An infected aneurysm is an aneurysm arising from bacterial infection of the arterial wall. It can be a common complication of the hematogenous spread of bacterial infection.

==Cause==
Intracranial mycotic aneurysms (ICMAs) complicate about 2% to 3% of infective endocarditis (IE) cases, although as many as 15% to 29% of patients with IE have neurologic symptoms. Staphylococcus and Salmonella spp. are the most common organisms that cause mycotic aneurysms of the aorta. Anaerobic bacteria such as Bacteroides and Clostridium spp. can also cause aortic mycotic aneurysms. Aortic aneurysm is a rare complication of Mycobacterium tuberculosis infection, most commonly from direct extension of adjacent lesions, but also as a result of hematogenous dissemination.

==Treatment==
Mycotic abdominal aorta aneurysm (MAAA) is a rare and life-threatening condition. Because of its rarity, there is a lack of adequately powered studies and consensus on its treatment and follow up. A management protocol on the management of mycotic abdominal aortic aneurysm was recently published in the Annals of Vascular Surgery by Premnath et al.

==History==
William Osler first used the term "mycotic aneurysm" in 1885 to describe a mushroom-shaped aneurysm in a patient with subacute bacterial endocarditis. This may create considerable confusion, since "mycotic" is typically used to define fungal infections. However, mycotic aneurysm is still used for all extracardiac or intracardiac aneurysms caused by infections, except for syphilitic aortitis.

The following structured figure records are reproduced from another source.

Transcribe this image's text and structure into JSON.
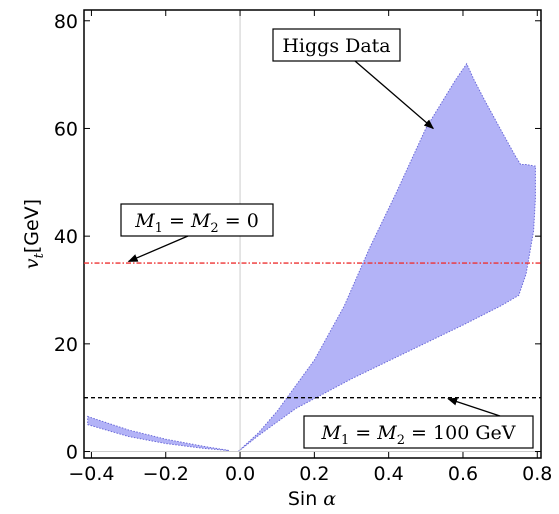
{
  "chart_data": {
    "type": "area",
    "xlabel": {
      "main": "Sin ",
      "greek": "α"
    },
    "ylabel": {
      "main": "v",
      "sub": "t",
      "rest": "[GeV]"
    },
    "xlim": [
      -0.42,
      0.81
    ],
    "ylim": [
      -1.2,
      82
    ],
    "x_ticks": [
      -0.4,
      -0.2,
      0.0,
      0.2,
      0.4,
      0.6,
      0.8
    ],
    "x_tick_labels": [
      "−0.4",
      "−0.2",
      "0.0",
      "0.2",
      "0.4",
      "0.6",
      "0.8"
    ],
    "y_ticks": [
      0,
      20,
      40,
      60,
      80
    ],
    "y_tick_labels": [
      "0",
      "20",
      "40",
      "60",
      "80"
    ],
    "region_color": "#b3b3f7",
    "region_edge_color": "#6a6ad8",
    "series": [
      {
        "name": "Higgs Data",
        "type": "area",
        "polygons": [
          [
            [
              -0.005,
              0.0
            ],
            [
              0.05,
              3.0
            ],
            [
              0.15,
              8.0
            ],
            [
              0.3,
              13.5
            ],
            [
              0.45,
              18.5
            ],
            [
              0.6,
              23.5
            ],
            [
              0.7,
              27.0
            ],
            [
              0.75,
              29.0
            ],
            [
              0.77,
              33.0
            ],
            [
              0.79,
              41.0
            ],
            [
              0.795,
              47.0
            ],
            [
              0.795,
              53.0
            ],
            [
              0.77,
              53.3
            ],
            [
              0.755,
              53.3
            ],
            [
              0.74,
              55.0
            ],
            [
              0.7,
              60.0
            ],
            [
              0.66,
              65.0
            ],
            [
              0.63,
              69.0
            ],
            [
              0.61,
              72.0
            ],
            [
              0.58,
              69.0
            ],
            [
              0.5,
              60.0
            ],
            [
              0.42,
              48.0
            ],
            [
              0.35,
              38.0
            ],
            [
              0.28,
              27.0
            ],
            [
              0.2,
              17.0
            ],
            [
              0.1,
              7.5
            ],
            [
              0.05,
              3.5
            ],
            [
              -0.005,
              0.0
            ]
          ],
          [
            [
              -0.41,
              6.5
            ],
            [
              -0.3,
              4.0
            ],
            [
              -0.2,
              2.3
            ],
            [
              -0.1,
              1.0
            ],
            [
              -0.03,
              0.2
            ],
            [
              -0.1,
              0.6
            ],
            [
              -0.2,
              1.5
            ],
            [
              -0.3,
              2.8
            ],
            [
              -0.41,
              5.0
            ]
          ]
        ]
      },
      {
        "name": "M1 = M2 = 0",
        "type": "hline",
        "y": 35.0,
        "color": "#e33",
        "style": "dashdot"
      },
      {
        "name": "M1 = M2 = 100 GeV",
        "type": "hline",
        "y": 10.0,
        "color": "#000",
        "style": "dashed"
      }
    ],
    "annotations": [
      {
        "label": "Higgs Data",
        "target": [
          0.52,
          60.0
        ]
      },
      {
        "label_parts": [
          {
            "t": "M",
            "i": true
          },
          {
            "t": "1",
            "sub": true
          },
          {
            "t": " = "
          },
          {
            "t": "M",
            "i": true
          },
          {
            "t": "2",
            "sub": true
          },
          {
            "t": " = 0"
          }
        ],
        "target": [
          -0.3,
          35.3
        ]
      },
      {
        "label_parts": [
          {
            "t": "M",
            "i": true
          },
          {
            "t": "1",
            "sub": true
          },
          {
            "t": " = "
          },
          {
            "t": "M",
            "i": true
          },
          {
            "t": "2",
            "sub": true
          },
          {
            "t": " = 100 GeV"
          }
        ],
        "target": [
          0.56,
          9.8
        ]
      }
    ]
  }
}
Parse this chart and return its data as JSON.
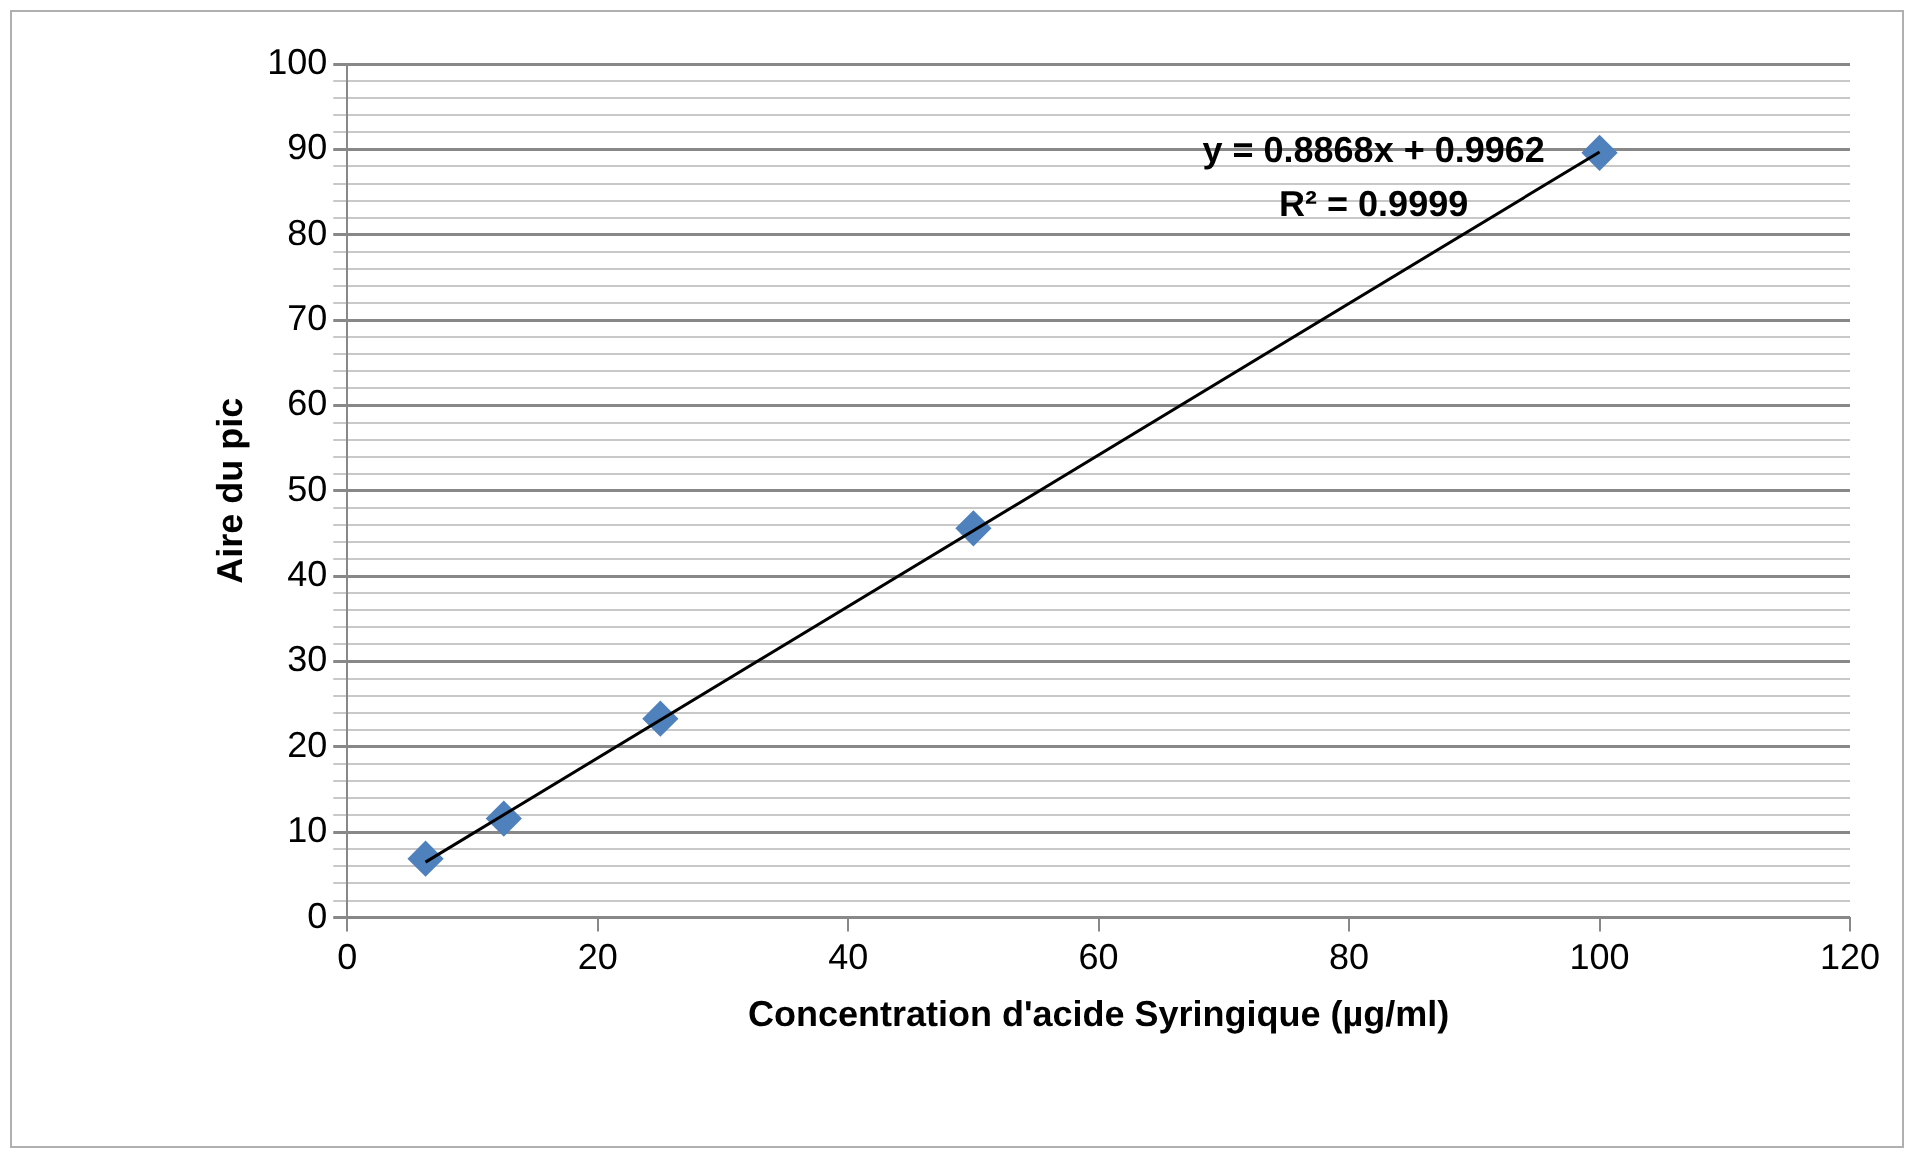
{
  "chart_data": {
    "type": "scatter",
    "xlabel": "Concentration d'acide Syringique (µg/ml)",
    "ylabel": "Aire du pic",
    "x": [
      6.25,
      12.5,
      25,
      50,
      100
    ],
    "series": [
      {
        "color": "#4f81bd",
        "marker": "diamond",
        "values": [
          6.9,
          11.6,
          23.3,
          45.6,
          89.6
        ]
      },
      {
        "type": "line",
        "color": "#000000",
        "marker": "none",
        "line_style": "solid",
        "x": [
          6.25,
          100
        ],
        "values": [
          6.5,
          89.7
        ]
      }
    ],
    "xlim": [
      0,
      120
    ],
    "xticks": [
      0,
      20,
      40,
      60,
      80,
      100,
      120
    ],
    "ylim": [
      0,
      100
    ],
    "yticks": [
      0,
      {
        "value": 2,
        "label": null
      },
      {
        "value": 4,
        "label": null
      },
      {
        "value": 6,
        "label": null
      },
      {
        "value": 8,
        "label": null
      },
      10,
      {
        "value": 12,
        "label": null
      },
      {
        "value": 14,
        "label": null
      },
      {
        "value": 16,
        "label": null
      },
      {
        "value": 18,
        "label": null
      },
      20,
      {
        "value": 22,
        "label": null
      },
      {
        "value": 24,
        "label": null
      },
      {
        "value": 26,
        "label": null
      },
      {
        "value": 28,
        "label": null
      },
      30,
      {
        "value": 32,
        "label": null
      },
      {
        "value": 34,
        "label": null
      },
      {
        "value": 36,
        "label": null
      },
      {
        "value": 38,
        "label": null
      },
      40,
      {
        "value": 42,
        "label": null
      },
      {
        "value": 44,
        "label": null
      },
      {
        "value": 46,
        "label": null
      },
      {
        "value": 48,
        "label": null
      },
      50,
      {
        "value": 52,
        "label": null
      },
      {
        "value": 54,
        "label": null
      },
      {
        "value": 56,
        "label": null
      },
      {
        "value": 58,
        "label": null
      },
      60,
      {
        "value": 62,
        "label": null
      },
      {
        "value": 64,
        "label": null
      },
      {
        "value": 66,
        "label": null
      },
      {
        "value": 68,
        "label": null
      },
      70,
      {
        "value": 72,
        "label": null
      },
      {
        "value": 74,
        "label": null
      },
      {
        "value": 76,
        "label": null
      },
      {
        "value": 78,
        "label": null
      },
      80,
      {
        "value": 82,
        "label": null
      },
      {
        "value": 84,
        "label": null
      },
      {
        "value": 86,
        "label": null
      },
      {
        "value": 88,
        "label": null
      },
      90,
      {
        "value": 92,
        "label": null
      },
      {
        "value": 94,
        "label": null
      },
      {
        "value": 96,
        "label": null
      },
      {
        "value": 98,
        "label": null
      },
      100
    ],
    "grid": "y",
    "legend": false,
    "annotations": [
      "y = 0.8868x + 0.9962",
      "R² = 0.9999"
    ]
  }
}
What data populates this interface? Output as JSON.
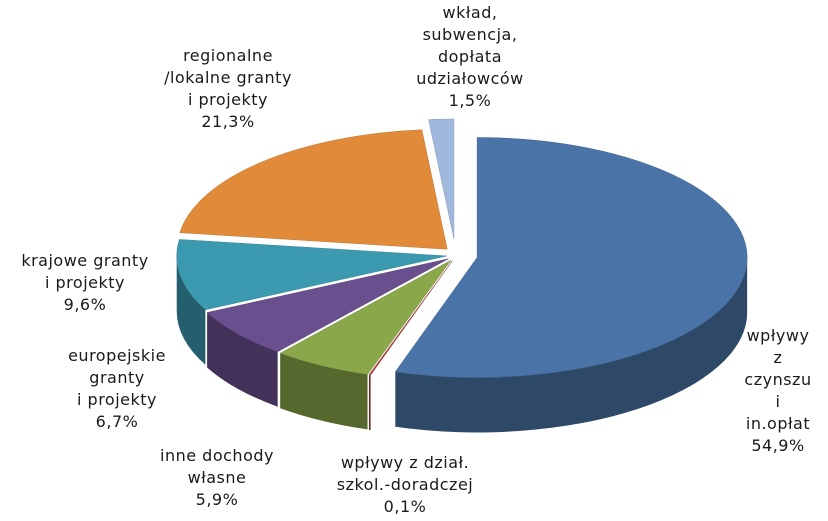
{
  "chart_data": {
    "type": "pie3d",
    "categories": [
      "wpływy\nz czynszu\ni in.opłat",
      "wpływy z dział.\nszkol.-doradczej",
      "inne dochody\nwłasne",
      "europejskie\ngranty\ni projekty",
      "krajowe granty\ni projekty",
      "regionalne\n/lokalne granty\ni projekty",
      "wkład,\nsubwencja,\ndopłata\nudziałowców"
    ],
    "values": [
      54.9,
      0.1,
      5.9,
      6.7,
      9.6,
      21.3,
      1.5
    ],
    "value_labels": [
      "54,9%",
      "0,1%",
      "5,9%",
      "6,7%",
      "9,6%",
      "21,3%",
      "1,5%"
    ],
    "colors": [
      "#4a74a8",
      "#b2403d",
      "#8aa84a",
      "#6a4f8e",
      "#3b9ab0",
      "#e08a3a",
      "#9fb8dc"
    ]
  }
}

The term "infected aneurysm" proposed by Jarrett and associates is more appropriate, since few infections involve fungi. According to some authors, a more accurate term might have been endovascular infection or infective vasculitis, because mycotic aneurysms are not due to a fungal organism.

==Complications==
Mycotic aneurysms account for 2.6% of aortic aneurysms. For the clinician, early diagnosis is the cornerstone of effective treatment. Without medical or surgical management, catastrophic hemorrhage or uncontrolled sepsis may occur. However, symptomatology is frequently nonspecific during the early stages, so a high index of suspicion is required to make the diagnosis.